In order to achieve this goal, Marvel once again scaled things down, allowing director Jon Watts to create essentially a high school coming-of-age story. The movie centers on Tom Holland’s Peter Parker, a superpowered high schooler eager to join the Avengers after having been temporarily recruited by Iron Man’s alter ego Tony Stark for a crucial battle in Civil War. But most of Peter’s days are filled with mundane classes and minor crime-fighting efforts.

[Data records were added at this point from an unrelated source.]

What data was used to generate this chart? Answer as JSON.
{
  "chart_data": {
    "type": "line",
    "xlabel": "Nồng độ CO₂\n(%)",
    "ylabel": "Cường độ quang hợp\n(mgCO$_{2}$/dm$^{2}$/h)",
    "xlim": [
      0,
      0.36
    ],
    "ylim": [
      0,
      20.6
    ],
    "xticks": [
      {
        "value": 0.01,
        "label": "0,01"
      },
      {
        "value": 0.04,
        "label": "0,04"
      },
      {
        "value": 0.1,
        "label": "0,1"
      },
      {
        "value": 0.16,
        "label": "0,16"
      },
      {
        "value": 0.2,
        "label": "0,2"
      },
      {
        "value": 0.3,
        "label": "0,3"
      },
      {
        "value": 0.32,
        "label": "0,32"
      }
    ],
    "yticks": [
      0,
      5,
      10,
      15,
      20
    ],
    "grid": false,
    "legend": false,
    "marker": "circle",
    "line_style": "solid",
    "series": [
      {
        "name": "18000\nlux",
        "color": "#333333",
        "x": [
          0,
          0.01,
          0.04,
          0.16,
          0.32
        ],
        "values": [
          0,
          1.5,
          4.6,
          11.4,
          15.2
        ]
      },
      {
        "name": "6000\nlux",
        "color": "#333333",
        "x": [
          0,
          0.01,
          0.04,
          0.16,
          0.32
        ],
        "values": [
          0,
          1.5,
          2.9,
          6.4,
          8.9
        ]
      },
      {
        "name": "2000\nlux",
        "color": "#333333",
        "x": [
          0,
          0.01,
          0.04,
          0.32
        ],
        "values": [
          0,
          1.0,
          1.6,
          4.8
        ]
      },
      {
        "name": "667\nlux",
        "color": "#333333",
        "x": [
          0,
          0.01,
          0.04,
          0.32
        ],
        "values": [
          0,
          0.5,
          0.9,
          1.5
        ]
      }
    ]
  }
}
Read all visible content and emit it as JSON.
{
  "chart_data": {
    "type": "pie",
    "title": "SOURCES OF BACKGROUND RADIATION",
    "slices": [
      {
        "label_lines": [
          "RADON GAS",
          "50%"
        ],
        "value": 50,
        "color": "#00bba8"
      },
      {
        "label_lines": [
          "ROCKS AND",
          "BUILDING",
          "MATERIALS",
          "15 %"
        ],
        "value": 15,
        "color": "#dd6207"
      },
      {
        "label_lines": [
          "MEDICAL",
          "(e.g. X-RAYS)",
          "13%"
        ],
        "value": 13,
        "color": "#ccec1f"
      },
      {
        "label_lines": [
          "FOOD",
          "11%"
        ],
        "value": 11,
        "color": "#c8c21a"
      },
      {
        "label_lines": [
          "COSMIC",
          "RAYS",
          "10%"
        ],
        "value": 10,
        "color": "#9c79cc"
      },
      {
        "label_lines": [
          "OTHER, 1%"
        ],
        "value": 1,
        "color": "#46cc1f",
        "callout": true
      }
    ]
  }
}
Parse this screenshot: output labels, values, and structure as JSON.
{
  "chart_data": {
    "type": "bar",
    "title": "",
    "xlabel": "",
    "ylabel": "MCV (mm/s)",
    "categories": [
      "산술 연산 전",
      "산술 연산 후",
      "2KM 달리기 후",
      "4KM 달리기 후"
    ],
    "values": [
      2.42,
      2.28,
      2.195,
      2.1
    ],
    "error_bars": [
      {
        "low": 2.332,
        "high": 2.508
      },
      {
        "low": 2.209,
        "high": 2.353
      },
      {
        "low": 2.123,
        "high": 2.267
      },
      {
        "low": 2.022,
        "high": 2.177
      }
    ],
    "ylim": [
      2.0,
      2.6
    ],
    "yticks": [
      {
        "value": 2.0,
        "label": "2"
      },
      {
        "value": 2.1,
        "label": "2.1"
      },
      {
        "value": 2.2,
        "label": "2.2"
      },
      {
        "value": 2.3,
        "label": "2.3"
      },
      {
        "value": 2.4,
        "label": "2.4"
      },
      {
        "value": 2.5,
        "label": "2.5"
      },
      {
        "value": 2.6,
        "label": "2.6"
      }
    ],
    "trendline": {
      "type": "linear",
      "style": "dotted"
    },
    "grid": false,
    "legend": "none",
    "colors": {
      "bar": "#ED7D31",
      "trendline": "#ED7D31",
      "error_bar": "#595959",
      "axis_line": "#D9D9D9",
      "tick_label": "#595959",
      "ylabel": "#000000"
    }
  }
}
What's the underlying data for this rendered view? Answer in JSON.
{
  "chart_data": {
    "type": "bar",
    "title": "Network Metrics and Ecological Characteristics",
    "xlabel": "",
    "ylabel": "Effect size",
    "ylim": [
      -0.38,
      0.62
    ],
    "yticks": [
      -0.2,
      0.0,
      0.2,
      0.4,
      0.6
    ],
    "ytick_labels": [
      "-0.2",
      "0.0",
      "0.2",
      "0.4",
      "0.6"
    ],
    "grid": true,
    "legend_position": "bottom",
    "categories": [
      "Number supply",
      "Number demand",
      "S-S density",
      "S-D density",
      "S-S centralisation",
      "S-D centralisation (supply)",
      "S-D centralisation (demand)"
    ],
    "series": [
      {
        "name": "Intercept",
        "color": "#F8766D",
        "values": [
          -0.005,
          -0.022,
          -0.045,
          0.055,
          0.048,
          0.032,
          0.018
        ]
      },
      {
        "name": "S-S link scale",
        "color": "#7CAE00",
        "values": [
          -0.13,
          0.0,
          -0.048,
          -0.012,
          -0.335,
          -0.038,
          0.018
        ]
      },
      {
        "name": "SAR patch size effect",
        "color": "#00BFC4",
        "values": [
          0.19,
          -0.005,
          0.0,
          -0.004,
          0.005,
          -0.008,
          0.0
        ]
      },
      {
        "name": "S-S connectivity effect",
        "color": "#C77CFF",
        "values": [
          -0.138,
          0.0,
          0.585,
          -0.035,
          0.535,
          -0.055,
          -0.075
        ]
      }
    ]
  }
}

As Spider-Man, Peter does eventually come up against a powerful foe, Michael Keaton’s Adrian Toomes. Yet in a rare departure from most Spider-Man movies, Homecoming frames its supervillain not as a mad scientist or a megalomaniacal tyrant, but as a down-on-his-luck working class underdog just trying to get by. Keaton infuses Toomes with a humanity and sense of familial devotion that makes him almost as relatable as Holland’s Peter.
Tony Stark shows up as well, but not (as one might expect) for the sake of staging an epic Iron Man/Spider-Man action sequence. Rather, Stark serves as a father figure to the inexperienced Peter. The movie is ultimately more about surviving the daily struggles of high school and finding your place in the world than about facing supervillains (a dramatic departure from the last Spider-Man flick, 2014’s The Amazing Spider-Man 2, which suffered from an overload of villains and a contrived plot). Homecoming even ends with Peter refusing to join the Avengers full-time, opting to remain devoted to his family and friends as a street-level superhero.
Today, the trend of smaller, character-focused superhero movies seems to be continuing. Rather than following in its predecessors’ footsteps, which functioned as melodramatic fantasy epics that painted in broad, Shakespearean strokes, director Taika Waititi’s Thor: Ragnarok throws the heroic God of Thunder onto a strange, trippy planet where he is reunited with fellow Avenger Bruce Banner, basically turning the movie into a Thor and Hulk buddy comedy.
Waititi infuses Ragnarok with wittily-improvised dialogue and an offbeat, irreverent sense of humor. Most notably, he quite literally strips Thor down to his barest essentials, in the process allowing Chris Hemsworth’s infectious sense of humor to shine: In the film, Thor’s treasured hammer Mjolnir is destroyed, his trademark golden locks are chopped off, and his home, Asgard, is captured and terrorized by Hela, the goddess of death.
Again, the memorable moments in Ragnarok are not massive action set pieces, but rather a comical dialogue between Thor and the alien Korg (performed by Waititi himself) regarding Thor’s hammer, and an Asgardian stage play depicting events from a previous Thor film with a heavy dose of playful self-mockery.
Though while Ragnarok may be the latest in this year’s slew of character-driven comic book movies, it seems that this pattern might not continue for much longer.
Up next on the schedule is DC’s Justice League, another large-scale team-up film that, judging by its trailers, seems to be leaning more on CG-heavy action sequences than meaningful character moments to grab the audience’s attention. As for Marvel, after the highly-promising Black Panther, next year will bring the gargantuan behemoth Avengers: Infinity War, probably the largest superhero team-up movie of all time.
We may be reaching the end of the very brief era of “the personal superhero film” (or perhaps “the superhero movie as a character study”), but hopefully Marvel, DC, Fox and others are able to retain some elements of this year’s successes in their future projects.
Only time will tell whether 2017 will be remembered as an unexpected bright blip on the timeline of comic book cinema, or the beginning of a character-driven renaissance for the superhero movie.